Recyclability of household waste is a growing area of focus as consumers become more environmentally conscious yet recycling rates stagnate. Only 14% of plastic packaging is recycled, according to the U.S. Environmental Protection Agency. Billions of pouches, representing significant amounts of embedded value, lie buried in landfills. Unrecyclable packaging is more likely to be littered and swept into waterways. A recent assessment of marine debris by a panel of the Global Environment Facility concluded that one cause of debris entering oceans is “design and marketing of products internationally without appropriate regard to their environmental fate or ability to be recycled in the locations where sold…”
In the marine environment, plastics break down into small indigestible particles that marine life mistake for food. Studies by USEPA suggest a synergistic effect between plastic debris and persistent, bioaccumulative, toxic chemicals. Plastics absorb toxics such as polychlorinated biphenyls and dioxins from water or sediment and transfer them to the marine food web and potentially to human diets. One study of fish from the North Pacific found one or more plastic chemicals in all fish tested, independent of location and species.
California spends nearly $500 million annually preventing trash, much of it packaging, from polluting beaches, rivers and oceanfront. Making all packaging recyclable, if possible, is the first step needed to reduce the threat posed by ocean debris.

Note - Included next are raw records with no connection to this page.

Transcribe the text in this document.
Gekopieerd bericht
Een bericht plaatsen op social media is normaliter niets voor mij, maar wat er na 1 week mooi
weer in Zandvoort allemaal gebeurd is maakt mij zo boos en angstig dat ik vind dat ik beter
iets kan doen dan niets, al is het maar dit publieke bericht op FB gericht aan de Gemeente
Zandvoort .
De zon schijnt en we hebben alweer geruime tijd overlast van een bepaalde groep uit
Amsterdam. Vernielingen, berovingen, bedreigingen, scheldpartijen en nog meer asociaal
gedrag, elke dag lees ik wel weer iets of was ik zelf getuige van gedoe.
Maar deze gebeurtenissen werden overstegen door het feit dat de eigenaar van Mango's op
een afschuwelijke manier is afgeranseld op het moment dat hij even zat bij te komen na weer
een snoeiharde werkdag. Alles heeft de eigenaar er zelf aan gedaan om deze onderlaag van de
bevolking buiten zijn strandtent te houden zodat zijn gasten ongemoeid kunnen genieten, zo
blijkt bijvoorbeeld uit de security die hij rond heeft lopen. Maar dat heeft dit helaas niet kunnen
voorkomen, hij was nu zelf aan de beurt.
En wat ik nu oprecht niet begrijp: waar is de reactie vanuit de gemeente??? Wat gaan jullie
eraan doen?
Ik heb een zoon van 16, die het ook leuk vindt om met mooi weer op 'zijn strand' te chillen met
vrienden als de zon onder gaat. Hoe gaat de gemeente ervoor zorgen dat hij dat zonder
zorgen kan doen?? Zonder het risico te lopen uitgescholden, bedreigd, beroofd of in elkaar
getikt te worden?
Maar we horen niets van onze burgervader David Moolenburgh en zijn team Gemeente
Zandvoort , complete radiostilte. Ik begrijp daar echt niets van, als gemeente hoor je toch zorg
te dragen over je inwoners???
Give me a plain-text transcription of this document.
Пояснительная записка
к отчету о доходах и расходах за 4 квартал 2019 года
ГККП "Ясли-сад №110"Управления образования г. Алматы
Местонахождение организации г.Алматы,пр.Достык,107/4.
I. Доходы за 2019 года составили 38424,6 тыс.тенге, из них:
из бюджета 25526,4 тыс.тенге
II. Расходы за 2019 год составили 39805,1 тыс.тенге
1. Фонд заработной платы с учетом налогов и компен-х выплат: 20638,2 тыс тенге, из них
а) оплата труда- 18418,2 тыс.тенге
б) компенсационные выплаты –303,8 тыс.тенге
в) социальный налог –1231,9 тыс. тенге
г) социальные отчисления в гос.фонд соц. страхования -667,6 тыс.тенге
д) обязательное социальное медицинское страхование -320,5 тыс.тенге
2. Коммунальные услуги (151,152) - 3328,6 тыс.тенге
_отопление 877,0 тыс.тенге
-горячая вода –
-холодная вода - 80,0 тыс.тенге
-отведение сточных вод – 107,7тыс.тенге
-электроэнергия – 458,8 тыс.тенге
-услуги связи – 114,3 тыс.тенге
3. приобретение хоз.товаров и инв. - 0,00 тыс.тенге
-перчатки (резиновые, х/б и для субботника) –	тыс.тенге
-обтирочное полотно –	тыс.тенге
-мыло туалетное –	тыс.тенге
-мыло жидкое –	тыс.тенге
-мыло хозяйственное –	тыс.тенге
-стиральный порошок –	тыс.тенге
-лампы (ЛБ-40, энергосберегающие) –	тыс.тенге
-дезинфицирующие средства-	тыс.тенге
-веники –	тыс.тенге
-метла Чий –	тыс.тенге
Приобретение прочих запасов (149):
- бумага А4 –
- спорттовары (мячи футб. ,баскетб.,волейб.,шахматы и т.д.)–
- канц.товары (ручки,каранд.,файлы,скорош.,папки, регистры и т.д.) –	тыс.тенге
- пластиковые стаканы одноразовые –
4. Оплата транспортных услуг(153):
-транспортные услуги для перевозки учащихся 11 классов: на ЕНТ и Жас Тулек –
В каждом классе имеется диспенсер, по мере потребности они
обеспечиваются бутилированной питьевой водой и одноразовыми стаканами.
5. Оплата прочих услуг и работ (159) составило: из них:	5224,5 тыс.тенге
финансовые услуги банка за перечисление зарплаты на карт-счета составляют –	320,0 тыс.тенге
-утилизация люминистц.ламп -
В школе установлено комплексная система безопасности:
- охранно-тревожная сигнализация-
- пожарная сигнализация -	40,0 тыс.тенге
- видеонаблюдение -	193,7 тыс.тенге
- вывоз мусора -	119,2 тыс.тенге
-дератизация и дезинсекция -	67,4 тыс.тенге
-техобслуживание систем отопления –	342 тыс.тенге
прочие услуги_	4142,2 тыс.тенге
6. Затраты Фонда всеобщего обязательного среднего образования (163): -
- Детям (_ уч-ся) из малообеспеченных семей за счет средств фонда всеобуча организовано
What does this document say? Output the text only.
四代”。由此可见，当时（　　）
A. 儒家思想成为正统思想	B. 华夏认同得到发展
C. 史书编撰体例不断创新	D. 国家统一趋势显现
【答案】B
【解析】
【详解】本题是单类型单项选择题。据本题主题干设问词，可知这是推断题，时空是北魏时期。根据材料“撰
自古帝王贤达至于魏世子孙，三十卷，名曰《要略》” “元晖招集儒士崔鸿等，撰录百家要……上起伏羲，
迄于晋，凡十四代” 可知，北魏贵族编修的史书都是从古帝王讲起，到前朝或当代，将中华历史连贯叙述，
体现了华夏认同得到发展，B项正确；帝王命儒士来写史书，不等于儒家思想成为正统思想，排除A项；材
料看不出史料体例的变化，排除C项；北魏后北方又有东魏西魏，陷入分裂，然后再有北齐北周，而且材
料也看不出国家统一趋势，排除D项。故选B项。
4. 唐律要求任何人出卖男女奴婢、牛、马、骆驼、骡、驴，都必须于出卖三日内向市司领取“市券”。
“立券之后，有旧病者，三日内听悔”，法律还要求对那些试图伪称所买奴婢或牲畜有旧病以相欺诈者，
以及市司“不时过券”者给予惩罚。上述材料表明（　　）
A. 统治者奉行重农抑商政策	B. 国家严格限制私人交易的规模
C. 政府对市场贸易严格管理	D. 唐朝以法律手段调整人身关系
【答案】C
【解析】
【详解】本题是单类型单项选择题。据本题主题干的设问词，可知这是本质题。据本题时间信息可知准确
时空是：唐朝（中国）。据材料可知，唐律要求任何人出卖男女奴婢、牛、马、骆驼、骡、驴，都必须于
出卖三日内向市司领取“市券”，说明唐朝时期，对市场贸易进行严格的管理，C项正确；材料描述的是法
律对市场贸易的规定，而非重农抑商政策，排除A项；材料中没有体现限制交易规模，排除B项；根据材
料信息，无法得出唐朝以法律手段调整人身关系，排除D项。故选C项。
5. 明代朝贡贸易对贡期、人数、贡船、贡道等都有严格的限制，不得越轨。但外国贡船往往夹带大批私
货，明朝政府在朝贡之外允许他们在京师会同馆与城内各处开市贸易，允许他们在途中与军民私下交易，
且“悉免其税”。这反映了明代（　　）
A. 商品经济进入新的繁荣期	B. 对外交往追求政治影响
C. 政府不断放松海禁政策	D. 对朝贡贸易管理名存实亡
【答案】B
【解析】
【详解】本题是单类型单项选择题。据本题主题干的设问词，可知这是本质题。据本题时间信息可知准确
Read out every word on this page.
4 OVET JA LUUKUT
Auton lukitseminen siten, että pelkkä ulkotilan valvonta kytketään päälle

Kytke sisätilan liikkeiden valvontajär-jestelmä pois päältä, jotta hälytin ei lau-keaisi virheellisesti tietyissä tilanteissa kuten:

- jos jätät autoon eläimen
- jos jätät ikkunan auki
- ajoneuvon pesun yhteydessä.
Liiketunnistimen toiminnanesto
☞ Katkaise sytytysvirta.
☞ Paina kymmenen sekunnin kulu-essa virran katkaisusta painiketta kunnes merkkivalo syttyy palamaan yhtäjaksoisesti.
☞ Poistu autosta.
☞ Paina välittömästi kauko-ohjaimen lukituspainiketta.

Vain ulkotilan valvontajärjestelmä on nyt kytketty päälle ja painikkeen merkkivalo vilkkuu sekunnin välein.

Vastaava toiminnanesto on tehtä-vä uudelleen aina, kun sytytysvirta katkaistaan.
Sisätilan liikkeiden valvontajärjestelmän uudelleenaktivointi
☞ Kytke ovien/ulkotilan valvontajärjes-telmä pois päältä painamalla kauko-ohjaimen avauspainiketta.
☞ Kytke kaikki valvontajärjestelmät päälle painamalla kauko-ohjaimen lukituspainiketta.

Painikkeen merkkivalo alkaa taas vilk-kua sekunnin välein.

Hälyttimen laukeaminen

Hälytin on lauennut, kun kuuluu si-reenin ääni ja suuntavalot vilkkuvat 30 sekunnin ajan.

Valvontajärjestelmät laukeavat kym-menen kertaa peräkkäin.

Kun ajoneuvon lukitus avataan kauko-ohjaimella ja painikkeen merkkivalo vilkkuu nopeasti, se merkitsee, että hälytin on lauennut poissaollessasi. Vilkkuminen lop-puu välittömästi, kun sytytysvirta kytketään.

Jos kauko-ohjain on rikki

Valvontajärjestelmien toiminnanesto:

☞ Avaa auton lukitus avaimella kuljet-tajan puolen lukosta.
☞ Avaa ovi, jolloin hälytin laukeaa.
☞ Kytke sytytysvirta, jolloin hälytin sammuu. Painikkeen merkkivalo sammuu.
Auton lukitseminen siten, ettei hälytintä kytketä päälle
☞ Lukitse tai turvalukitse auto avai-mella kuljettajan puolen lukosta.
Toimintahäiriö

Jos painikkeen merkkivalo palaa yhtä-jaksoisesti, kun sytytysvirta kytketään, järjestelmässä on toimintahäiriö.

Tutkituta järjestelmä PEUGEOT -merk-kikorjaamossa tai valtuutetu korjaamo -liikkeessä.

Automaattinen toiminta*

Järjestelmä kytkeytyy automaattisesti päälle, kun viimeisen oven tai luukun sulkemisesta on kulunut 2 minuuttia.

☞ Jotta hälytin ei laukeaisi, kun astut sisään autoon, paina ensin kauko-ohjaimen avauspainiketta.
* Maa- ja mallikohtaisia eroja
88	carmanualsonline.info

Companies who aspire to corporate sustainability yet use these risky materials need to explain why they use unrecyclable packaging. Other companies are moving towards recyclability. Colgate-Palmolive recently agreed to make as much of its packaging recyclable as possible; Keurig Green Mountain agreed to make its K-cup coffee pods recyclable; McDonald’s and Dunkin Donuts are shifting away from foam plastic beverage cups which cannot be readily recycled.
THEREFORE BE IT RESOLVED:
Shareowners of General Mills request that the board of directors issue a report at reasonable cost, omitting confidential information, by October 1, 2014 assessing the environmental impacts of continuing to use unrecyclable brand packaging.
Proponents believe that the report should include an assessment of the reputational, financial and operational risks associated with continuing to use unrecyclable brand packaging and, if possible, goals and a timeline to phase out unrecyclable packaging.